Sino-Capital Guaranty Trust, the guarantor for the Zhongsen Tonghao security, refused to pay on behalf of the company, according to the Guangzhou-based financial newspaper.

 

A woman who answered the phone at Zhongsen Tonghao and wouldn’t give her name said the company couldn’t immediately comment on the matter. Two calls to Sino-Capital Guaranty Trust went unanswered.

 

Reluctance to bail out companies that can’t repay debt signals “regulators’ higher tolerance for corporate bond defaults amid financial market reforms, which is in line with the current central administration’s shift to adopt more market-oriented policies,” Moody’s Investors Service said in a report on March 7.

 

The number of Chinese companies whose debt is double their equity has surged since the global financial crisis, suggesting more defaults may come. Publicly traded non-financial corporates with debt-to-equity ratios exceeding 200 percent have jumped 57 percent since 2007. Chaori Solar may become China’s own “Bear Stearns moment,” prompting investors to reassess credit risks as they did after the U.S. securities firm was rescued in 2008, according to Bank of America Corp.

 

“SME private bonds are now facing relatively high risk,” said Pengyang’s Yang. “We expect more defaults to come in this area, especially those private enterprises without guarantees.”

We have written extensively about the imminent funding and liquidity threats facing China's real estate developers following the collapse two weeks ago of another closely held company based in neighboring Zhejiang province, property developer Zhejiang Xingrun Real Estate Co. This in turn has sent shockwaves throughout the Chinese housing market, and especially the offshore cash parking version, where recently we have witnessed the start of a mass liquidation wave in Chinese offshore property haven, Hong Kong. However, it now appears that the funding danger is becoming more pervasive than even we expected, and as a result a major adverse risk and rate repricing is imminent.

And while this default came out of the blue, the one we are waiting for is that of the Magic Property which we profiled before:

31 Mar 2014, Rmb196mn borrowed by Magic Property & arranged by CITIC Trust

  • Details: invested in an office building in Chongqing.

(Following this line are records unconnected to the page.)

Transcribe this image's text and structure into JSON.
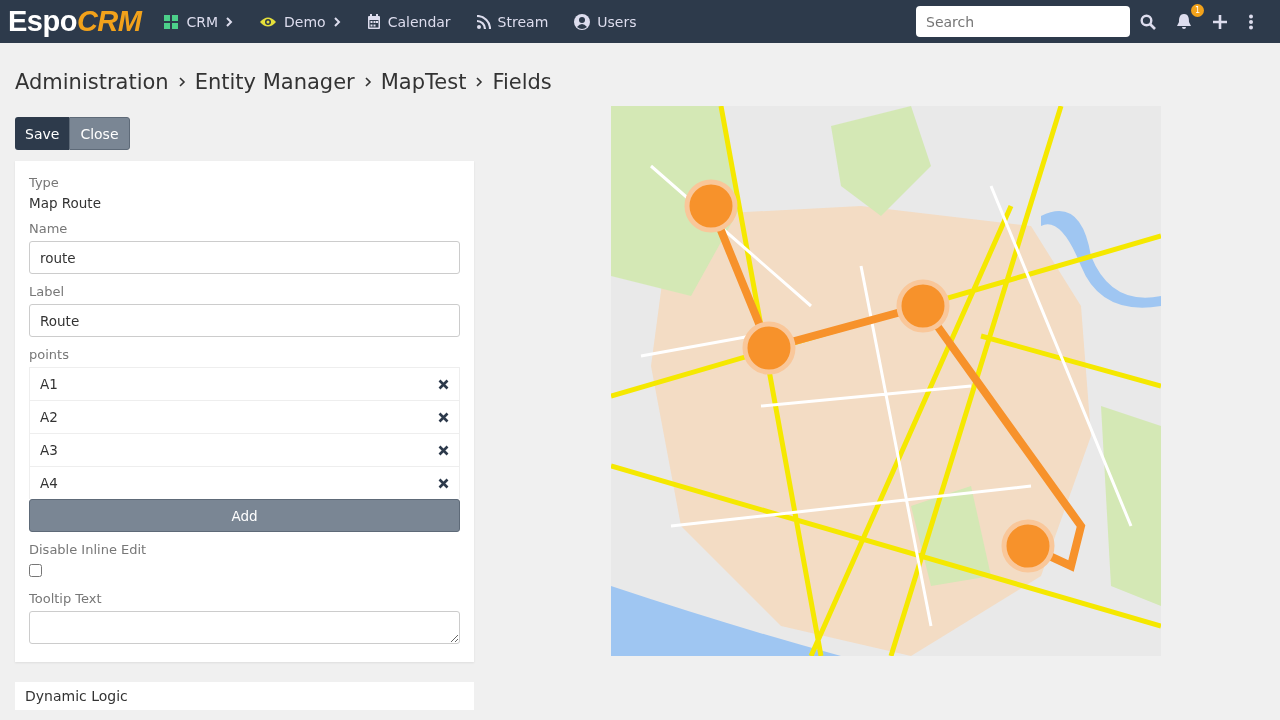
{
  "navbar": {
    "logo": {
      "first": "Espo",
      "second": "CRM"
    },
    "items": [
      {
        "kind": "grid",
        "label": "CRM",
        "dropdown": true
      },
      {
        "kind": "eye",
        "label": "Demo",
        "dropdown": true
      },
      {
        "kind": "calendar",
        "label": "Calendar",
        "dropdown": false
      },
      {
        "kind": "feed",
        "label": "Stream",
        "dropdown": false
      },
      {
        "kind": "user",
        "label": "Users",
        "dropdown": false
      }
    ],
    "search": {
      "placeholder": "Search"
    },
    "notifications": {
      "count": "1"
    }
  },
  "breadcrumb": [
    "Administration",
    "Entity Manager",
    "MapTest",
    "Fields"
  ],
  "actions": [
    {
      "label": "Save",
      "kind": "primary"
    },
    {
      "label": "Close",
      "kind": "secondary"
    }
  ],
  "form": [
    {
      "kind": "static",
      "label": "Type",
      "value": "Map Route"
    },
    {
      "kind": "input",
      "label": "Name",
      "value": "route"
    },
    {
      "kind": "input",
      "label": "Label",
      "value": "Route"
    },
    {
      "kind": "array",
      "label": "points",
      "items": [
        "A1",
        "A2",
        "A3",
        "A4"
      ],
      "button": "Add"
    },
    {
      "kind": "checkbox",
      "label": "Disable Inline Edit",
      "checked": false
    },
    {
      "kind": "textarea",
      "label": "Tooltip Text"
    }
  ],
  "panels": [
    {
      "title": "Dynamic Logic"
    }
  ],
  "map": {
    "kind": "picture"
  }
}
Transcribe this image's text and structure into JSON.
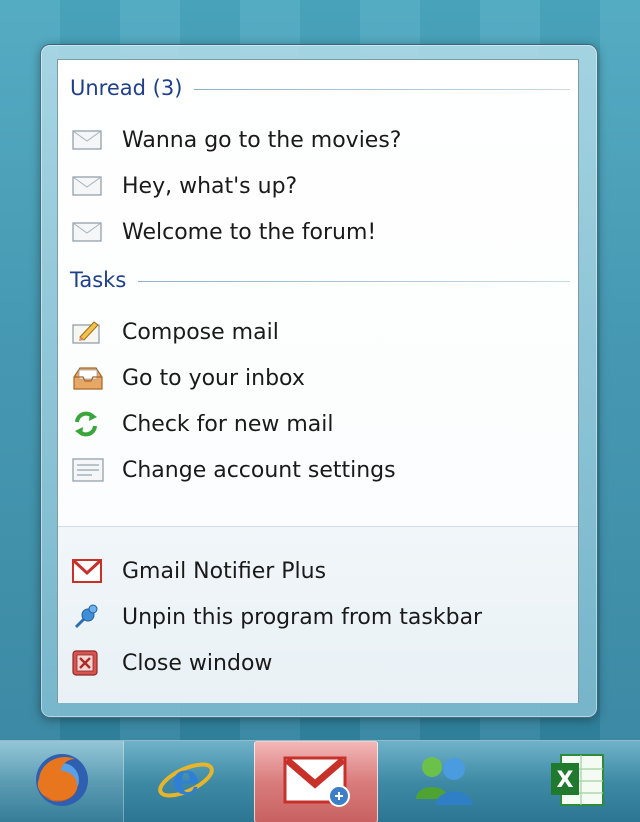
{
  "jumplist": {
    "sections": [
      {
        "title": "Unread (3)",
        "items": [
          {
            "label": "Wanna go to the movies?",
            "icon": "envelope-icon"
          },
          {
            "label": "Hey, what's up?",
            "icon": "envelope-icon"
          },
          {
            "label": "Welcome to the forum!",
            "icon": "envelope-icon"
          }
        ]
      },
      {
        "title": "Tasks",
        "items": [
          {
            "label": "Compose mail",
            "icon": "compose-icon"
          },
          {
            "label": "Go to your inbox",
            "icon": "inbox-icon"
          },
          {
            "label": "Check for new mail",
            "icon": "refresh-icon"
          },
          {
            "label": "Change account settings",
            "icon": "settings-list-icon"
          }
        ]
      }
    ],
    "footer": [
      {
        "label": "Gmail Notifier Plus",
        "icon": "gmail-icon"
      },
      {
        "label": "Unpin this program from taskbar",
        "icon": "unpin-icon"
      },
      {
        "label": "Close window",
        "icon": "close-window-icon"
      }
    ]
  },
  "taskbar": {
    "buttons": [
      {
        "name": "firefox",
        "icon": "firefox-icon"
      },
      {
        "name": "internet-explorer",
        "icon": "ie-icon"
      },
      {
        "name": "gmail-notifier",
        "icon": "gmail-icon",
        "active": true
      },
      {
        "name": "messenger",
        "icon": "messenger-icon"
      },
      {
        "name": "excel",
        "icon": "excel-icon"
      }
    ]
  },
  "colors": {
    "section_title": "#1e3f8a",
    "active_button": "#d97c7c",
    "gmail_red": "#c8302a"
  }
}
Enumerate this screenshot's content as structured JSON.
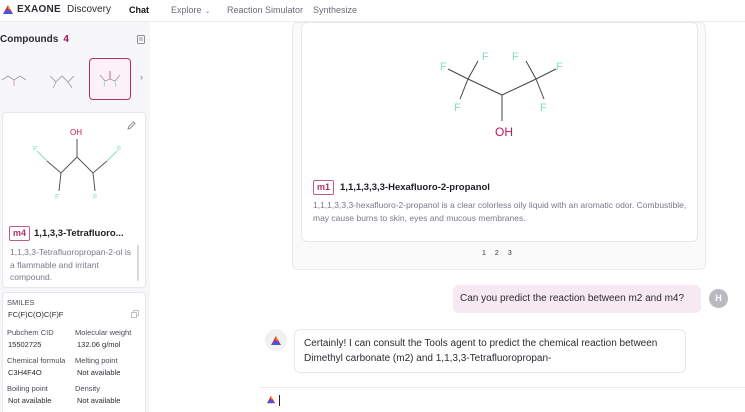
{
  "brand": {
    "name": "EXAONE",
    "sub": "Discovery"
  },
  "nav": [
    {
      "label": "Chat",
      "active": true
    },
    {
      "label": "Explore",
      "dropdown": true
    },
    {
      "label": "Reaction Simulator"
    },
    {
      "label": "Synthesize"
    }
  ],
  "compounds": {
    "heading": "Compounds",
    "count": "4",
    "selected": {
      "tag": "m4",
      "title": "1,1,3,3-Tetrafluoro...",
      "description": "1,1,3,3-Tetrafluoropropan-2-ol is a flammable and irritant compound.",
      "atom_labels": {
        "oh": "OH",
        "f": "F"
      }
    },
    "properties": {
      "smiles_label": "SMILES",
      "smiles_value": "FC(F)C(O)C(F)F",
      "pubchem_label": "Pubchem CID",
      "pubchem_value": "15502725",
      "mw_label": "Molecular weight",
      "mw_value": "132.06 g/mol",
      "formula_label": "Chemical formula",
      "formula_value": "C3H4F4O",
      "mp_label": "Melting point",
      "mp_value": "Not available",
      "bp_label": "Boiling point",
      "bp_value": "Not available",
      "density_label": "Density",
      "density_value": "Not available"
    }
  },
  "result": {
    "tag": "m1",
    "title": "1,1,1,3,3,3-Hexafluoro-2-propanol",
    "description": "1,1,1,3,3,3-hexafluoro-2-propanol is a clear colorless oily liquid with an aromatic odor. Combustible, may cause burns to skin, eyes and mucous membranes.",
    "atom_labels": {
      "oh": "OH",
      "f": "F"
    },
    "pages": [
      "1",
      "2",
      "3"
    ]
  },
  "chat": {
    "user_message": "Can you predict the reaction between m2 and m4?",
    "user_avatar": "H",
    "bot_message": "Certainly! I can consult the Tools agent to predict the chemical reaction between Dimethyl carbonate (m2) and 1,1,3,3-Tetrafluoropropan-",
    "input_value": ""
  },
  "colors": {
    "accent": "#b0316e",
    "bubble": "#f7e9f1",
    "oh": "#c0185a",
    "fluorine": "#7fe0c0"
  }
}
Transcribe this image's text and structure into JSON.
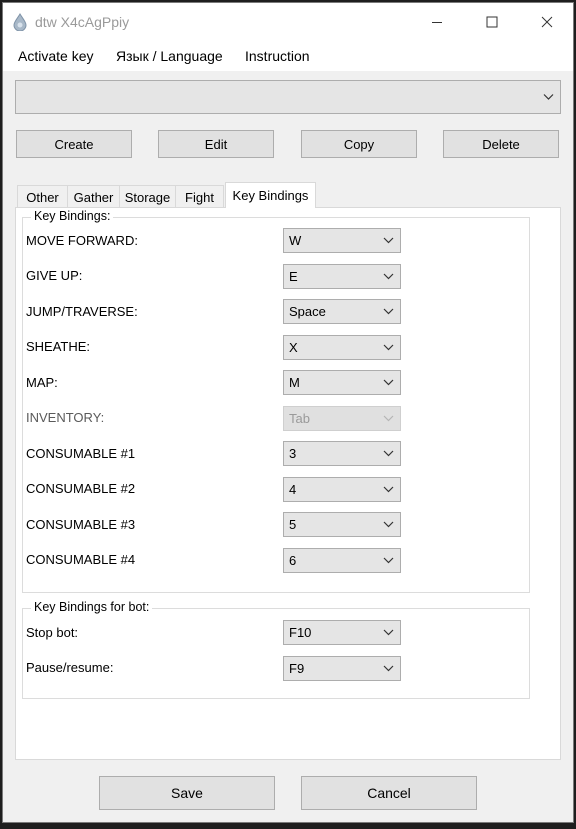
{
  "window": {
    "title": "dtw X4cAgPpiy"
  },
  "menu": {
    "items": [
      "Activate key",
      "Язык / Language",
      "Instruction"
    ]
  },
  "profile_select": {
    "value": ""
  },
  "toolbar": {
    "create": "Create",
    "edit": "Edit",
    "copy": "Copy",
    "delete": "Delete"
  },
  "tabs": [
    "Other",
    "Gather",
    "Storage",
    "Fight",
    "Key Bindings"
  ],
  "active_tab": "Key Bindings",
  "key_bindings": {
    "group_title": "Key Bindings:",
    "rows": [
      {
        "label": "MOVE FORWARD:",
        "value": "W"
      },
      {
        "label": "GIVE UP:",
        "value": "E"
      },
      {
        "label": "JUMP/TRAVERSE:",
        "value": "Space"
      },
      {
        "label": "SHEATHE:",
        "value": "X"
      },
      {
        "label": "MAP:",
        "value": "M"
      },
      {
        "label": "INVENTORY:",
        "value": "Tab"
      },
      {
        "label": "CONSUMABLE #1",
        "value": "3"
      },
      {
        "label": "CONSUMABLE #2",
        "value": "4"
      },
      {
        "label": "CONSUMABLE #3",
        "value": "5"
      },
      {
        "label": "CONSUMABLE #4",
        "value": "6"
      }
    ]
  },
  "bot_bindings": {
    "group_title": "Key Bindings for bot:",
    "rows": [
      {
        "label": "Stop bot:",
        "value": "F10"
      },
      {
        "label": "Pause/resume:",
        "value": "F9"
      }
    ]
  },
  "footer": {
    "save": "Save",
    "cancel": "Cancel"
  },
  "colors": {
    "window_bg": "#f0f0f0",
    "panel_bg": "#ffffff",
    "button_bg": "#e1e1e1",
    "disabled_text": "#9a9a9a"
  },
  "icons": [
    "app-droplet-icon",
    "minimize-icon",
    "maximize-icon",
    "close-icon",
    "chevron-down-icon"
  ]
}
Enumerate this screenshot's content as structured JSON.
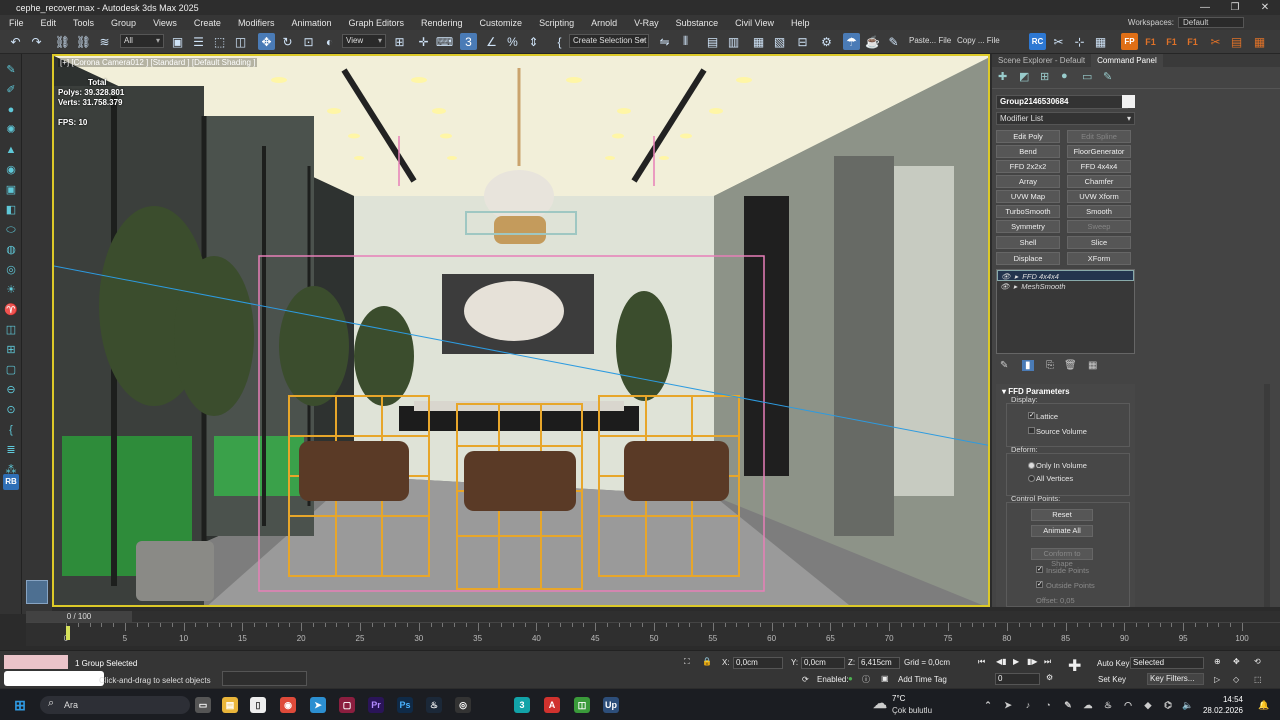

The Chongqing developer ran into financial problems in mid-2013. CITIC Trust tried to auction the collateral but failed to do so because the developer has sold the collateral and also mortgaged it to a few other lenders.
  • Potential outcome: The developer and the trust company may share the repayment.
  • Reasons: 1) When CITIC Trust sold the product, it did not specify the underlying investment project. 2) The local government has intervened, fearing social unrest. A local buyer of a unit in the office building committed suicide as he/she could not obtain the title to the property due to the title dispute between the trust and the developer.

We can't wait to see the look on Chinese investors" faces when they too learn the term re-re-re-re-rehypothecation.